Elucidating the role of active oxygen species and hydroxyl groups in the furfural base-free oxidation to furoic acid over δ-MnO2

Abstract

δ-MnO2 shows potential application in furfural base-free oxidation to furoic acid. While, its catalytic mechanism was unclear, which limited the further improvement of the catalytic activity. Therefore, three δ crystal MnO2 with different hydroxyl and active oxygen species concentrations were prepared and applied in the furfural oxidation reaction. IR, Furfural-IR, O2-TPD, H2O-18O2-TPD, and XPS techniques characterized the hydroxyl and active oxygen species.
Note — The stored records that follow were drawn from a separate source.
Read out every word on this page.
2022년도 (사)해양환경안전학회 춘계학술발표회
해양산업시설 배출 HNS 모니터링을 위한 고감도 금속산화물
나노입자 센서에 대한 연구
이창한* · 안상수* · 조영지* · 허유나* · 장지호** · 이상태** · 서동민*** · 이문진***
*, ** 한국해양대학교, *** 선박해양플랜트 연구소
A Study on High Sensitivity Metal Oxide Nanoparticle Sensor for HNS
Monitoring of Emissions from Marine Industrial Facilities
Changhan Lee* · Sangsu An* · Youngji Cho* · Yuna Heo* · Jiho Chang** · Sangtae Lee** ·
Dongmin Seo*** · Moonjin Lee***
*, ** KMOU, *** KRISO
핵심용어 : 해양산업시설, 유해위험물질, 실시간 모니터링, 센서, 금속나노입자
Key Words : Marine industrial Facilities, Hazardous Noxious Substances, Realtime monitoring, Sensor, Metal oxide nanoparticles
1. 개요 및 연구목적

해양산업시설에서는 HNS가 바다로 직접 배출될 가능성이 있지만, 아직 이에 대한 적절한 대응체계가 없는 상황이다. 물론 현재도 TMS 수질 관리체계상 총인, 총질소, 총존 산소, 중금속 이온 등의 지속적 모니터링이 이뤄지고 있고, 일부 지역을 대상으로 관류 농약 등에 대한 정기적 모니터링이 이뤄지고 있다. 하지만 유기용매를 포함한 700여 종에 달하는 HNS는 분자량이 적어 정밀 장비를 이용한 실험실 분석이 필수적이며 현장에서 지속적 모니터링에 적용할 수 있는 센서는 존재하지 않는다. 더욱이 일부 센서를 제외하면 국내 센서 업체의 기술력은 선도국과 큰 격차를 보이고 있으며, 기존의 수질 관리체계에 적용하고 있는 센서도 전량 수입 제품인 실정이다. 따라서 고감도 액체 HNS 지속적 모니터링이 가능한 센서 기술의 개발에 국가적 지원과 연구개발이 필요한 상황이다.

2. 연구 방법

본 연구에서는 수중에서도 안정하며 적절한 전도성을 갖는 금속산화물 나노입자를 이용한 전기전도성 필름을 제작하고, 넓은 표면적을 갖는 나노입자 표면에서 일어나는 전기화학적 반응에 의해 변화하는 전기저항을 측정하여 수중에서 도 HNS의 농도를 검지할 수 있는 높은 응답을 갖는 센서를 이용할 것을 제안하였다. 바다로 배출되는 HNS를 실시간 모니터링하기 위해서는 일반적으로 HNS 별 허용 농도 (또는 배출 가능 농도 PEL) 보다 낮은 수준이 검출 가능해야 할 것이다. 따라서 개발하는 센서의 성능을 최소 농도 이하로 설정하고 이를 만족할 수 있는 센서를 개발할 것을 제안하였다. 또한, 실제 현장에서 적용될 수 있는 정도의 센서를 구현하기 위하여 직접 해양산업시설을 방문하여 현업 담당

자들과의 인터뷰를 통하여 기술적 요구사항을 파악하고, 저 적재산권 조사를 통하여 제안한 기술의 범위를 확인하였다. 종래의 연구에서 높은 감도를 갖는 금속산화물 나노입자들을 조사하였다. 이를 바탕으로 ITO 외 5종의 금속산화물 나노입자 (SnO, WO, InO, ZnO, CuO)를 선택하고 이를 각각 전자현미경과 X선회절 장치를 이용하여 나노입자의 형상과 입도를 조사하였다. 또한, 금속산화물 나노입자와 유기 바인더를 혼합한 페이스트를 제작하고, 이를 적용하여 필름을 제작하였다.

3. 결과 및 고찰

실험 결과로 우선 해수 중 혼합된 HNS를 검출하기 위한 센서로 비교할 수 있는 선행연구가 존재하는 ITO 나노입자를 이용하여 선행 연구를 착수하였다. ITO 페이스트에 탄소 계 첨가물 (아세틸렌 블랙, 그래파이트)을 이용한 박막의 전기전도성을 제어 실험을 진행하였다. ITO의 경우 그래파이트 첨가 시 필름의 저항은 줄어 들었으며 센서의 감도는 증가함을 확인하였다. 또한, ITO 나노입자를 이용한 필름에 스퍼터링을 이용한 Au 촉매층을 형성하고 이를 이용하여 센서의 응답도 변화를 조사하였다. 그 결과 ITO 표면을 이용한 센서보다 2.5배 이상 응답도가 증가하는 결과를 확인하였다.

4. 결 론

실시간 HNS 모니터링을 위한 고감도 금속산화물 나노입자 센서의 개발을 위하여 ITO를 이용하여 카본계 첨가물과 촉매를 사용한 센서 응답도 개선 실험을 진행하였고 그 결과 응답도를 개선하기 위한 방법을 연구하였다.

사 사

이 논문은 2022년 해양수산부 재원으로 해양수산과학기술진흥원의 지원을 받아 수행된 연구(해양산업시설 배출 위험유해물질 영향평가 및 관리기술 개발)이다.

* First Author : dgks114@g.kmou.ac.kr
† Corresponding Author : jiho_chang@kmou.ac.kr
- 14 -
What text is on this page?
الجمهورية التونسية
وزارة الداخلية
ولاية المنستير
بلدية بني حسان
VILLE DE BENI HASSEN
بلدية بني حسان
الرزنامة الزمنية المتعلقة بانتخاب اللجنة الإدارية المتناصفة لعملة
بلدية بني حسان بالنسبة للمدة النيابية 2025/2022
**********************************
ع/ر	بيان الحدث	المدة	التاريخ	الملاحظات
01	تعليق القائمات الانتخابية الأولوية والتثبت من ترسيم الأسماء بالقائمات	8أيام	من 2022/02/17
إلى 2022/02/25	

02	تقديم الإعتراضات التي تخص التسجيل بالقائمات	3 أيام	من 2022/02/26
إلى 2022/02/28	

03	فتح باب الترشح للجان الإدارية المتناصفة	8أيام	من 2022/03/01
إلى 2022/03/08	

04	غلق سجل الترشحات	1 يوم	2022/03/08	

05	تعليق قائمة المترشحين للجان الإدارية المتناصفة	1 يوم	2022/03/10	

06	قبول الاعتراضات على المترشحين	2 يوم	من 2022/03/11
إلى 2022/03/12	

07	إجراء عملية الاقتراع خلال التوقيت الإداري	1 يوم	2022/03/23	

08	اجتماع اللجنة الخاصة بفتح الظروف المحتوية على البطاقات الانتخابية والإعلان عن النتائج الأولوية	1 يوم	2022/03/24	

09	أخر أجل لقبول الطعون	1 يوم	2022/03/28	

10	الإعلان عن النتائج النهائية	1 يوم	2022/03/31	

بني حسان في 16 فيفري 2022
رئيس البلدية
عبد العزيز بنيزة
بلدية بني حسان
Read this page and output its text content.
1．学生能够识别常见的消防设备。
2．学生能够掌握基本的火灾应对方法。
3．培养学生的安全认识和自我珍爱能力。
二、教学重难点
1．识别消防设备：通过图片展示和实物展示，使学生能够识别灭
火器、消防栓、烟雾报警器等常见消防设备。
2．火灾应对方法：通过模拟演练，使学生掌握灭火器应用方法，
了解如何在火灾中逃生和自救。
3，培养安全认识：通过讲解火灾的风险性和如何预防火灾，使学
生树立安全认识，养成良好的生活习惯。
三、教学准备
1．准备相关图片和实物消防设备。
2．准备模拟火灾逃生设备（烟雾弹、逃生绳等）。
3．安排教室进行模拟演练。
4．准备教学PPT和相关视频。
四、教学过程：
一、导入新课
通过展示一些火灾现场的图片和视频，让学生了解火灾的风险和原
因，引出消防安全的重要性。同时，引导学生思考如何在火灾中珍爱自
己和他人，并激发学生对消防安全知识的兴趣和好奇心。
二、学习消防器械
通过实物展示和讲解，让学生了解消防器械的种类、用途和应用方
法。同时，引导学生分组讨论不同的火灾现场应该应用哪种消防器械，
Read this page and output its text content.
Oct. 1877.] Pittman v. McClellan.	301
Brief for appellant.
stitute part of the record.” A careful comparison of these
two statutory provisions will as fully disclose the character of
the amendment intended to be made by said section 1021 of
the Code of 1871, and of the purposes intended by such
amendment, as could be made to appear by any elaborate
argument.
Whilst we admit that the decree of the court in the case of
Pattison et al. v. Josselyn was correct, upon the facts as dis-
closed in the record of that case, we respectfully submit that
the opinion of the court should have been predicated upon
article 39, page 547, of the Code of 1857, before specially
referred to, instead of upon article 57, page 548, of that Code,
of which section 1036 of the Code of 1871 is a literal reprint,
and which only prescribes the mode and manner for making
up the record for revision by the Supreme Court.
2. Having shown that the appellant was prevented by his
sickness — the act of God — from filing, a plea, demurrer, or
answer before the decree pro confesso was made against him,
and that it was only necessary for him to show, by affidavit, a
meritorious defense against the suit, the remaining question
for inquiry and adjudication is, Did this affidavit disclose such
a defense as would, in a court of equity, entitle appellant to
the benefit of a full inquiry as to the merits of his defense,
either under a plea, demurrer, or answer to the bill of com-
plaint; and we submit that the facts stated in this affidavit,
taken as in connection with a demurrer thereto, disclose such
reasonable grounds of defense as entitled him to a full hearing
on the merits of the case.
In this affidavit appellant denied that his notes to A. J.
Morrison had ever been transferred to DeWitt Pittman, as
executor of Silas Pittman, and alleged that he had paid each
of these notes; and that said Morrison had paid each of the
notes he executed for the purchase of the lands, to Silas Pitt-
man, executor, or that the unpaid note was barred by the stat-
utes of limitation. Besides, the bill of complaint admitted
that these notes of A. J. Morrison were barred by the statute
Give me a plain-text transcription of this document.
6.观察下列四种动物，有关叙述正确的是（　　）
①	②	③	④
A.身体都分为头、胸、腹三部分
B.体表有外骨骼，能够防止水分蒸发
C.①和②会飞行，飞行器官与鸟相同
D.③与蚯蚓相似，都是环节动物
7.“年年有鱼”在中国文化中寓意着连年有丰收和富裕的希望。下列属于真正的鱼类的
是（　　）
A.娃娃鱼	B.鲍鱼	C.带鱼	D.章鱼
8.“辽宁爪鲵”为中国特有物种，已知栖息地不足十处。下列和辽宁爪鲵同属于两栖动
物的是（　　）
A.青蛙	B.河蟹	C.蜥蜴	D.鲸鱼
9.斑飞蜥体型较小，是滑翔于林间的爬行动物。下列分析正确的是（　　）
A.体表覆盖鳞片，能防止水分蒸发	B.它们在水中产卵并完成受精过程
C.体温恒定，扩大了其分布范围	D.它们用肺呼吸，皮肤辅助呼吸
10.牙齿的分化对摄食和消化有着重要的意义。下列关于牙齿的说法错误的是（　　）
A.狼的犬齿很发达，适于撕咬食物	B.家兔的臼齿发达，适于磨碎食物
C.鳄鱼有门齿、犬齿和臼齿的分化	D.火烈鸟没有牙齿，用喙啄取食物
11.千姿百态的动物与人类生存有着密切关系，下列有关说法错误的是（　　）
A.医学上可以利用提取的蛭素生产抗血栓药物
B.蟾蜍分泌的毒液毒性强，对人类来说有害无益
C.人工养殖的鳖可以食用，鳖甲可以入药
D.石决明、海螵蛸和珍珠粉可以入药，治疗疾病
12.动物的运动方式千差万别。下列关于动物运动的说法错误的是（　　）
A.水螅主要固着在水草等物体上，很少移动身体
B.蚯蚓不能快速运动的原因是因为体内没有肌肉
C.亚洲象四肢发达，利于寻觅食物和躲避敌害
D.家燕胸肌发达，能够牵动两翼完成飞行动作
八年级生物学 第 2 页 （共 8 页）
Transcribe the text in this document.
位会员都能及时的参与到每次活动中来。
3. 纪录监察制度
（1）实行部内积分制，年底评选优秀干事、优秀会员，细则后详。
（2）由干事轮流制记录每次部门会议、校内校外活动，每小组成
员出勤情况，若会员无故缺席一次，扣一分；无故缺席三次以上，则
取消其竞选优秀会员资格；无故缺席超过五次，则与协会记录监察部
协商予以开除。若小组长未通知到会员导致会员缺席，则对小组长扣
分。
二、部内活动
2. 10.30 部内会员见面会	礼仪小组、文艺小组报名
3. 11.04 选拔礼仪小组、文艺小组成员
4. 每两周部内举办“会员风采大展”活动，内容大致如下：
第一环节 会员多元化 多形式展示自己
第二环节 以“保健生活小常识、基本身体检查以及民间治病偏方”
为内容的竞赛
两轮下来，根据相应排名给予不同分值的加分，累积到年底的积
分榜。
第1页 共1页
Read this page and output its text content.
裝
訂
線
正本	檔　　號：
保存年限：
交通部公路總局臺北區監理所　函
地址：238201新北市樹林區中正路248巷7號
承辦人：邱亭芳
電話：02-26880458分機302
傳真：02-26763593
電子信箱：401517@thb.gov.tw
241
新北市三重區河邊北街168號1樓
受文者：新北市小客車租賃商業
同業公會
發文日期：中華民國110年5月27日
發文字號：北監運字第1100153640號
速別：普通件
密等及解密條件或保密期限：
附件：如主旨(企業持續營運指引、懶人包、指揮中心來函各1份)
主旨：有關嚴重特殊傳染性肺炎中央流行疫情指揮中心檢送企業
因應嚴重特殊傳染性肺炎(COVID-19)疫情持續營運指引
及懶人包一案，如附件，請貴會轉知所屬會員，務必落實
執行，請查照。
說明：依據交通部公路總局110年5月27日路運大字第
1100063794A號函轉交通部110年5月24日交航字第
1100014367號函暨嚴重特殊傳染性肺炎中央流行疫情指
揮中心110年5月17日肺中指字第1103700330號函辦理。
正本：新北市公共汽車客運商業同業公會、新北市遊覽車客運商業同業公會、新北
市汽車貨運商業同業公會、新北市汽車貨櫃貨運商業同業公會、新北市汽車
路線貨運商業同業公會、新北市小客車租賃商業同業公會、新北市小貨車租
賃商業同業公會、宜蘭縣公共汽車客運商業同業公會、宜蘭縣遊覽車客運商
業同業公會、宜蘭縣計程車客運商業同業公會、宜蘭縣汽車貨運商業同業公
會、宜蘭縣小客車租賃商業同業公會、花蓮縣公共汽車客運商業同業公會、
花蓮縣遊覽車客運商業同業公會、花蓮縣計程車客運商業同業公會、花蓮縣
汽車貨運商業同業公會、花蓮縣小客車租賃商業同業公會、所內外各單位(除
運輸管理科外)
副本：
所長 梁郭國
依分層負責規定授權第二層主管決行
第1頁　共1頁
The results show that the hydroxyl group on δ-MnO2 is important in absorbing and attacking furfural to form geminal diol intermediate. Moreover, two types of oxygen species O-OH and Oads originating from the surface hydroxyl and the strongly adsorbed gas-phase O2, respectively, play an essential role in defhydrogenating geminal diol to furoic acid. Most importantly, the hydroxyl, O-OH, and Oads consumed on δ-MnO2 can be reconstructed under reaction conditions. Among the three δ crystal MnO2, δ-MnO2, with the most abundant hydroxyl and active oxygen species, exhibited the best catalytic performance with 99.53% furfural conversion and nearly 100% furoic acid selectivity. This work identifies the function of hydroxyl and active oxygen species on δ-MnO2 in furfural oxidation reaction, guiding the design of a non-noble metal catalyst for furoic acid synthesis under base-free conditions.